The poppet valve also includes a poppet valve nose or stem extending from the apex of the valve face along the longitudinal axis of the poppet valve. Contact between the tips of the noses or stems of the male and female member poppet valves forces each valve face away from the valve seat of each member and into the open position for fluid flow therebetween.
Subsea couplings also generally include soft seals positioned within the female member bore to seal the junction between the male and female members. When the cylindrical portion of the male member is inserted into the large bore of the female member, the soft seals, resembling o-rings, either abut the end, or face, of the male member or engage the male member about its circumference. The hydraulic fluid is then free to flow through the male and female portions of the coupling, and the seals prevent that flow from escaping about the joint in the coupling.
The soft seals have numerous disadvantages, the principal ones being (1) the inability of the seal to withstand the deteriorating effects of the subsea environment for extended periods of time, and (2) the inability of the soft seal to contain the higher pressures being imposed on the hydraulic systems.
A crush-type metal seal is available which better withstands both the deteriorating effects of the environment and the higher pressures. The crush-type seal is positioned between the end of the male member of the coupling and the internal end of the large bore in the female member. When the male member is inserted into the female, the metal seal is crushed between the two members and a seal is effectuated between the two. Because of the crushing action, the seal can be used only once. If a coupling is separated for any reason, the once used crushed seal must be replaced with a new seal.
Various other types of metal seals have been placed either in a circumferential groove about the interior of the large bore in the female member, or at the interior end of that bore for engagement with the leading face or end of the male member. Typically, a metal seal is fully energized upon the establishment of fluid communication between the members. Hydraulic pressure urges the seal into engagement with one or both of the members, thereby fully energizing the seal. For example, the hydraulic pressure will urge the seal to expand radially against one or both of the coupling members.
Particularly in the case of face-type seals, there is no mechanism for retention of the seal in the female member. If the coupling is parted under pressure, the face-type seal will generally blow out of the female member receiving bore and be lost. There may also be risk of injury to the operator parting the coupling.
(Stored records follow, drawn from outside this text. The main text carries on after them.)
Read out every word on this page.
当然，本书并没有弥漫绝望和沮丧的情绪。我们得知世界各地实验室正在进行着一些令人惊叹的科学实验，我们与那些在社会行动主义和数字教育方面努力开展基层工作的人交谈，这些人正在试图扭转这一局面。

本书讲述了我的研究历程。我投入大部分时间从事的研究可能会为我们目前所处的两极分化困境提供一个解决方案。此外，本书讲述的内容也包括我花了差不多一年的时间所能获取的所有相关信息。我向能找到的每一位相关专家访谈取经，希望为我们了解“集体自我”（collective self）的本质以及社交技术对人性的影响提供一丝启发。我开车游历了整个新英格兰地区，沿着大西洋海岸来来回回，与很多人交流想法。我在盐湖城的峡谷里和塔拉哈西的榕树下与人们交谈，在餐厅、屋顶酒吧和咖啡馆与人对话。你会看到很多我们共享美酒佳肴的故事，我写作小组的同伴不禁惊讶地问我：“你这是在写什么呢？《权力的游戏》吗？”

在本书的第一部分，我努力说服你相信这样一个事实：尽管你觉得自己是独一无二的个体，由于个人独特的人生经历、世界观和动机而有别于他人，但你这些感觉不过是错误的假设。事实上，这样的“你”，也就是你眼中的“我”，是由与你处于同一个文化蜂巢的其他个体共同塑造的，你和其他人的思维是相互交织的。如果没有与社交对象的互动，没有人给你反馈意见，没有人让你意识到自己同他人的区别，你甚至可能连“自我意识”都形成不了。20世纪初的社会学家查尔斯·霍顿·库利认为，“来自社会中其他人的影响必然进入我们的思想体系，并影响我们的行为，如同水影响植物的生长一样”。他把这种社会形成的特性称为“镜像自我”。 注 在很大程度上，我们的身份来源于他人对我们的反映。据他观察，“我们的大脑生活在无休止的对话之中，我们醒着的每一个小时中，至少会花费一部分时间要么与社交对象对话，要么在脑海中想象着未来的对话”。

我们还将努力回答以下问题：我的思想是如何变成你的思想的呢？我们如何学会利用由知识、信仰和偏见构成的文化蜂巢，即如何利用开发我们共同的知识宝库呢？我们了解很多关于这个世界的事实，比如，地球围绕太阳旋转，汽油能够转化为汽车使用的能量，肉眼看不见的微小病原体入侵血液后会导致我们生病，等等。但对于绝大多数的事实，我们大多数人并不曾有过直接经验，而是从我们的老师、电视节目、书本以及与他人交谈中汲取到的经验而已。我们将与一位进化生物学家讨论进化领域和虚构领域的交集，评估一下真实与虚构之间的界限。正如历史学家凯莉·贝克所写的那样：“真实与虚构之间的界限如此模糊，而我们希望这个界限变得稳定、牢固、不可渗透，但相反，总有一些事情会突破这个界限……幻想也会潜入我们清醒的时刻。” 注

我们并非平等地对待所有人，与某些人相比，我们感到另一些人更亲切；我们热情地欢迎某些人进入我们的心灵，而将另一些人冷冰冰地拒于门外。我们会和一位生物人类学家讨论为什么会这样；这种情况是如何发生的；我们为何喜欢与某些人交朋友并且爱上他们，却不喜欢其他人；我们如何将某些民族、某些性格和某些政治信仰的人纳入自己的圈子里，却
Many types of metal to metal seals also require preloading of the seal before fluid communication is established therebetween. In preloading the seal, the seal is partially energized, that is, the seal is urged into engagement with one or both members before it is fully energized. For example, some types of preloading force the seal to expand radially against one or both of the members before it is fully energized upon fluid communication between the members.
Some types of metal to metal seals require external preload devices for the seal. An external preload mechanism typically is used to prevent relative longitudinal movement between the male member and the female member. A problem with external preload devices is that such a device must overcome the fluid pressure which may urge the members apart. The external device must not only partially energize the seal, but also overcome the hydraulic pressure which urges the members to separate. This is a serious problem particularly when a high pressure is desired for hydraulic lines, and in such a case the hydraulic pressure may overcome the preload device and the sealing relationship may be lost.
The sealing relationship also may be lost in prior art couplings that do not employ external preload devices. This problem is caused by any relative longitudinal movement of the coupling members. Any longitudinal movement between the members cannot be tolerated without sacrificing the sealing relationship.